あきらめたようにため息をついて、保坂は名前を言った。

「見崎さんです……」

その名前を聞いた途端、羽菜子の胸にはどんよりとした黒い靄が広がっていった。

わかっていたこととはいえ、同じ女性としてどうしてそんなことができるのか。
羽菜子には信じられないし、信じたくもない。

これで問い詰めたとしても、彼女はきっとこう言うのだろう。
涙を流しながら、『そんなつもりはなかった』と。そして結局大騒ぎした自分が悪者になる。

そんな未来が手に取るようにわかった。

――ここまで言ったのだからもういい。もう十分だ。
そう思いながら羽菜子は席を立って頭をさげた。

「ありがとうございました。もう大丈夫です。今後はきっともうないでしょうし。大ごとになってしまってすみませんでした」

でも、もうそれで収まる状態ではなくなっていた。

「田中さん、大丈夫ではありません。
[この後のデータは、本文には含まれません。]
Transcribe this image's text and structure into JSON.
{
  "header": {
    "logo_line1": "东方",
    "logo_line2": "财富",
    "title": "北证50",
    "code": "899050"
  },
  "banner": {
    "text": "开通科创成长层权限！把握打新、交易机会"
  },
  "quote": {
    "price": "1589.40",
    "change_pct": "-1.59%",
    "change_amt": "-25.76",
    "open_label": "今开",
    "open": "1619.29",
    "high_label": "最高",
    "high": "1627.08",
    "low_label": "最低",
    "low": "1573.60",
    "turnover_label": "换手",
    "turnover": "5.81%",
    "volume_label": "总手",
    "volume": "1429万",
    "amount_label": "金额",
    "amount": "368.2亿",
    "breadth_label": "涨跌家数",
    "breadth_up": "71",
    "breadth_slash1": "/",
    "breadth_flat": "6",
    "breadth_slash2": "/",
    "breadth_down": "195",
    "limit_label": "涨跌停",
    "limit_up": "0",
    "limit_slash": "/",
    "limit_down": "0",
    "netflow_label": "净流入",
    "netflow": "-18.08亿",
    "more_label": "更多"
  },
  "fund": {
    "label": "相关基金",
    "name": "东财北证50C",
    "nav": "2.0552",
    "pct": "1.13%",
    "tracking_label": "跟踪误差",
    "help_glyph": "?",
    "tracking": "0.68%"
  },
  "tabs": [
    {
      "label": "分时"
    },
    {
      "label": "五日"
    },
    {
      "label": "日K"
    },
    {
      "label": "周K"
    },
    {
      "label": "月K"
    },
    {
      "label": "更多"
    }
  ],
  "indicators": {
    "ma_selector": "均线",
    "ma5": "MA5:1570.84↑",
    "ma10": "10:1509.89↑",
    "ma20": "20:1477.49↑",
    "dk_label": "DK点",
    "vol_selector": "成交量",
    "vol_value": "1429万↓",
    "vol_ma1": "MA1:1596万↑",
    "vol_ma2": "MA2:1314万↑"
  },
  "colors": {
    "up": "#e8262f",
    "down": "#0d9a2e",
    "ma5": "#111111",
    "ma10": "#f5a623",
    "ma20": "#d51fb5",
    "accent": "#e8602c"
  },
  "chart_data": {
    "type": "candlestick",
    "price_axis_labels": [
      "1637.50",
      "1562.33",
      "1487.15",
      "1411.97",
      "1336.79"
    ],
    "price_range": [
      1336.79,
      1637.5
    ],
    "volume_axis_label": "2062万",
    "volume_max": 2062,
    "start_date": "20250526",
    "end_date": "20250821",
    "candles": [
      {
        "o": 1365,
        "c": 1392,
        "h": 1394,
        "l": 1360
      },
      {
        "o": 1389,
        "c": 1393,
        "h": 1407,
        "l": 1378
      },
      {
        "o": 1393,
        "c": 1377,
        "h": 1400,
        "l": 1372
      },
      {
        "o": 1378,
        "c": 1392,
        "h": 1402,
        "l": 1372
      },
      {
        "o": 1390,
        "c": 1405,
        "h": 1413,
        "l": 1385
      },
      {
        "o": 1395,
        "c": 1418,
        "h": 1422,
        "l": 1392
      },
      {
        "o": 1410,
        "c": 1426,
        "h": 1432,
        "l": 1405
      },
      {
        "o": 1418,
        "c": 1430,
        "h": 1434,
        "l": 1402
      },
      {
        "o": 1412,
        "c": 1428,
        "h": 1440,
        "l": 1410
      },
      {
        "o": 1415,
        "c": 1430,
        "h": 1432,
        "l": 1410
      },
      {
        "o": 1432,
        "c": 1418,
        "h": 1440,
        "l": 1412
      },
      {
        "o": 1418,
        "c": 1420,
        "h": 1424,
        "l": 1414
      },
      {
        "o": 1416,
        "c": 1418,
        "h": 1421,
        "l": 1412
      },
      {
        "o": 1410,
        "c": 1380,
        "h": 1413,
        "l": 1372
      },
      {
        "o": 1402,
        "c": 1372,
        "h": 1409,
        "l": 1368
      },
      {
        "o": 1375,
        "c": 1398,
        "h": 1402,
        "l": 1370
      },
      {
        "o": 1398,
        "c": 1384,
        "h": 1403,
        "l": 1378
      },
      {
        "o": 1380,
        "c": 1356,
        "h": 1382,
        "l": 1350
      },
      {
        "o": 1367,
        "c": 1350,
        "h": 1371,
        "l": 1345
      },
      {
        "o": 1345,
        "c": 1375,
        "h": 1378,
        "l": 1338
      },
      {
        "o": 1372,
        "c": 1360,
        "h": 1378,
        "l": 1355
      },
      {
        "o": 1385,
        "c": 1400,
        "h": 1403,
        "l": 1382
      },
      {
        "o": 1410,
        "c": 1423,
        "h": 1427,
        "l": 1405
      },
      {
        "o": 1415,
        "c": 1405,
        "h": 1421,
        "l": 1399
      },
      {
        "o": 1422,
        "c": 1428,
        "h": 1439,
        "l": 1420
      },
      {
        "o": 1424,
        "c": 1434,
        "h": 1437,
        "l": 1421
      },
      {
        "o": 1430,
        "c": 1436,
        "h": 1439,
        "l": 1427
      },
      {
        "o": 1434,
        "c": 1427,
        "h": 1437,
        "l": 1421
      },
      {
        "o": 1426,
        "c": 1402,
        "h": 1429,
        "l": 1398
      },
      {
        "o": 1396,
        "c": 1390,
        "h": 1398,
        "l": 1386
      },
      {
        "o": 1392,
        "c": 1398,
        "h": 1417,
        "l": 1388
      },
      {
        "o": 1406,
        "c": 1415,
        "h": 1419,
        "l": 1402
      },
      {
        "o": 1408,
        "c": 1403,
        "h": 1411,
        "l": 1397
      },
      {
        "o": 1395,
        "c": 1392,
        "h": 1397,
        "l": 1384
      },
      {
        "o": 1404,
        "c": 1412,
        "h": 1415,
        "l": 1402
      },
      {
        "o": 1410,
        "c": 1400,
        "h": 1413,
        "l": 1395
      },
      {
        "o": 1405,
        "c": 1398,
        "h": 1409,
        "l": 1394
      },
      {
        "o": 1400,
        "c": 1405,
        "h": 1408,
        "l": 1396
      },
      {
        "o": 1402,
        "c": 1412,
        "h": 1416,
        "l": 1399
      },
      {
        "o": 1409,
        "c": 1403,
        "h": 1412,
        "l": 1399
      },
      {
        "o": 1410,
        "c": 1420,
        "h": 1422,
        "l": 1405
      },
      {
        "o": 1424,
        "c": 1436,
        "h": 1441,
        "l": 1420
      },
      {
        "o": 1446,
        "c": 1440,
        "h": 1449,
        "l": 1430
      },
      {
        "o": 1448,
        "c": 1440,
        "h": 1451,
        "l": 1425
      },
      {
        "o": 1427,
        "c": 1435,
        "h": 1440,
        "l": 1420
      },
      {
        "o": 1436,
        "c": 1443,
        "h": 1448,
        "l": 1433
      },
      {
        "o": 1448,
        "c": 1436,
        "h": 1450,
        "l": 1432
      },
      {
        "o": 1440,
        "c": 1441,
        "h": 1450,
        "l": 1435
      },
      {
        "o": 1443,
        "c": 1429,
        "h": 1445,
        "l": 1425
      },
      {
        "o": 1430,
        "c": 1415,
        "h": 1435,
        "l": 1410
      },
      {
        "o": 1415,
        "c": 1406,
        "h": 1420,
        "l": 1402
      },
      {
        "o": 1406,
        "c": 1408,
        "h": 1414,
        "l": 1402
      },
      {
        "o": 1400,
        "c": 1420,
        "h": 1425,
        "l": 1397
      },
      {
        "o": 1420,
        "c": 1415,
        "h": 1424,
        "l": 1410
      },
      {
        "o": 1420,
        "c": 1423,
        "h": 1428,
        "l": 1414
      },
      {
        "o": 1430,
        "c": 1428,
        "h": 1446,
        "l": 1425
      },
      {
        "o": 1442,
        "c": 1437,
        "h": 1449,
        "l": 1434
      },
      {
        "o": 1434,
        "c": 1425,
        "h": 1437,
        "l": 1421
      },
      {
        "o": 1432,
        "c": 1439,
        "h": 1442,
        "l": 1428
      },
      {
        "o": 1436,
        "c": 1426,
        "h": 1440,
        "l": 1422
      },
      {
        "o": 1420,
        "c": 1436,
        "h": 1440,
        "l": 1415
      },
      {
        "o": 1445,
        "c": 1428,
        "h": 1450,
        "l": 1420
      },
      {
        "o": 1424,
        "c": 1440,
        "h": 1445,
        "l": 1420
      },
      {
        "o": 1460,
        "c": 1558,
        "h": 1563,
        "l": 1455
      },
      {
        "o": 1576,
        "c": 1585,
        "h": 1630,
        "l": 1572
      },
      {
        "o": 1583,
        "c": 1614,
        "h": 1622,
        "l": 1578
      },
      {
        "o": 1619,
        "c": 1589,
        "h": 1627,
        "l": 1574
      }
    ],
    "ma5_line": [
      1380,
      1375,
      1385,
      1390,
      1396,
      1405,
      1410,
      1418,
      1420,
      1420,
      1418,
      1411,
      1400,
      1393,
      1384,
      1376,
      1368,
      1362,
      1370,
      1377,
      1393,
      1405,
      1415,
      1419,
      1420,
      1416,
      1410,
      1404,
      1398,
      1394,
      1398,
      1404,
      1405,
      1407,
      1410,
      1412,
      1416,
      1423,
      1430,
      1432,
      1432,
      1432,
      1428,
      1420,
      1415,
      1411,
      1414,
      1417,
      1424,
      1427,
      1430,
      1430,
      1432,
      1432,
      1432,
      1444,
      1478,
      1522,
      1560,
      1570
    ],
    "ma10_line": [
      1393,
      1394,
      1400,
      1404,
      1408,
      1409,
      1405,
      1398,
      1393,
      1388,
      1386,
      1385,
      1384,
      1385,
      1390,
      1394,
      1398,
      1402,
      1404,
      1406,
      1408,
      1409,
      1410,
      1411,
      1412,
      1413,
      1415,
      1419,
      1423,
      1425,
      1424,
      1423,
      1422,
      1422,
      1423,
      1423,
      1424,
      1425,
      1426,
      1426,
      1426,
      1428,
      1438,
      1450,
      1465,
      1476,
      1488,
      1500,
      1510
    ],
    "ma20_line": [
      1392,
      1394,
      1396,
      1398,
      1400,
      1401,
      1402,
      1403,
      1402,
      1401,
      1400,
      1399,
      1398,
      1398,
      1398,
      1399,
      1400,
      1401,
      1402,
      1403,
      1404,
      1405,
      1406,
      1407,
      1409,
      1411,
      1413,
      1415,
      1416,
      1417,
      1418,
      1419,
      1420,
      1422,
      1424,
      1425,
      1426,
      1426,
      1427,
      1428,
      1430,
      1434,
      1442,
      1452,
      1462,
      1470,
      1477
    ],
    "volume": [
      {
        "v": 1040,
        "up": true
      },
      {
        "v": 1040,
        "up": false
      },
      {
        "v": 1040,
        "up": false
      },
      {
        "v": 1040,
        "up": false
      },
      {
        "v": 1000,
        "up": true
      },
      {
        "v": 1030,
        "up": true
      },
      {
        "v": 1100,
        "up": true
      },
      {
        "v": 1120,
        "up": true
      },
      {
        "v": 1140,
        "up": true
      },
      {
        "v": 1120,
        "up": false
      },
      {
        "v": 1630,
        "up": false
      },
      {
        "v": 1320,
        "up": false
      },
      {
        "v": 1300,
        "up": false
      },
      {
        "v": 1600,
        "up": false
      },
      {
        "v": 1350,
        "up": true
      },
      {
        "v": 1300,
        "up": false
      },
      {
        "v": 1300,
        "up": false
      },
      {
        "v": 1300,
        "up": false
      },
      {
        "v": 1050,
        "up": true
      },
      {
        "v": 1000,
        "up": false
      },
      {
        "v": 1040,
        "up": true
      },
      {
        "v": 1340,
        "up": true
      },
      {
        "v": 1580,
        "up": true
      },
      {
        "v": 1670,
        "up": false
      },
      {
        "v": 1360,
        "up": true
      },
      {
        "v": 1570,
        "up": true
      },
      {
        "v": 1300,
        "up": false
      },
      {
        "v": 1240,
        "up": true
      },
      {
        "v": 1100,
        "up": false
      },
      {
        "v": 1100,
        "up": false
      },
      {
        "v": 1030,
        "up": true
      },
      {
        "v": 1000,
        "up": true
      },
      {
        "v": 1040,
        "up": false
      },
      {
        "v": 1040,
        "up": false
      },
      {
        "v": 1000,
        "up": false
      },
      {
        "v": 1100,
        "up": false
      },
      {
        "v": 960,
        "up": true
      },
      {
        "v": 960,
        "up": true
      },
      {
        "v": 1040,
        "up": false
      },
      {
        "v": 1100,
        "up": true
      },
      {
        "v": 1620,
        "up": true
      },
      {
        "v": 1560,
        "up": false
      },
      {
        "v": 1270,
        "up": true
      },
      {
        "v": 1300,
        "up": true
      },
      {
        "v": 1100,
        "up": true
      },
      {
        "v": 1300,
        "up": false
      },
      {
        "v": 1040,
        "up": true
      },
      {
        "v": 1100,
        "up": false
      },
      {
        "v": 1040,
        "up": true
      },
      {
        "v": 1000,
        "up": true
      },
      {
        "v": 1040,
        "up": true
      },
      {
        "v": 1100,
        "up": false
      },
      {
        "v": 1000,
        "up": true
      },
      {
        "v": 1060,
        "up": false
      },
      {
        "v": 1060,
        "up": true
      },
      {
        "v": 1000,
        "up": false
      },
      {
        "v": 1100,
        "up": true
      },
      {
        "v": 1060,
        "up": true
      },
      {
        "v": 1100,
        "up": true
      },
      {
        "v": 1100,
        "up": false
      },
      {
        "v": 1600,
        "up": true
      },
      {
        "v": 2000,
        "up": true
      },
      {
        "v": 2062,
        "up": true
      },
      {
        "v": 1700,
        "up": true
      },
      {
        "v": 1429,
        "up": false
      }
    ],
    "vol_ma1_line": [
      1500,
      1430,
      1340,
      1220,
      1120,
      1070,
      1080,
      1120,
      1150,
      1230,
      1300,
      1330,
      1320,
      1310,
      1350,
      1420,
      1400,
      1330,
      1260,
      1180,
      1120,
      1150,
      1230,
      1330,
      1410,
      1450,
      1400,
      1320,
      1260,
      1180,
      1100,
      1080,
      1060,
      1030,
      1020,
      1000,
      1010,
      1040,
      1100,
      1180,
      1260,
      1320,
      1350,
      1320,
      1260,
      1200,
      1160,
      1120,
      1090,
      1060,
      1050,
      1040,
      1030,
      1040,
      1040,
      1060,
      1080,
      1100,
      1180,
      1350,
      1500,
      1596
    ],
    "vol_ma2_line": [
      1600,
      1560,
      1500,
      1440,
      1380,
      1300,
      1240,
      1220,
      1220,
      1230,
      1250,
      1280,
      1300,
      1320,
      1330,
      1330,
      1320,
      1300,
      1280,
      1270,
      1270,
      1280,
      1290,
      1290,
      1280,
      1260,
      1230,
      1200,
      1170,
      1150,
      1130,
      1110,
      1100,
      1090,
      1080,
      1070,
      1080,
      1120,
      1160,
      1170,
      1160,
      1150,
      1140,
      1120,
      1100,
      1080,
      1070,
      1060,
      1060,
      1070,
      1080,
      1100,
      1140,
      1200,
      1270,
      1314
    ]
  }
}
保坂の言うとおり見崎さんが言ったのか、それは確かめなければ」

内線電話を手にした岡部課長は庶務課の課長と見崎史佳を呼び出した。

「名前が出た以上、彼女の言い分も聞いてあげましょう」
岡部課長は穏やかな笑みを羽菜子に向ける。


――それはそうなんですけど……。

羽菜子が不安気に後ろを振り返ると、総務部全員が経理課に注目していた。

ただならぬ様子に興味津々の目を向けている。

万事休す。
そんな気持ちになった。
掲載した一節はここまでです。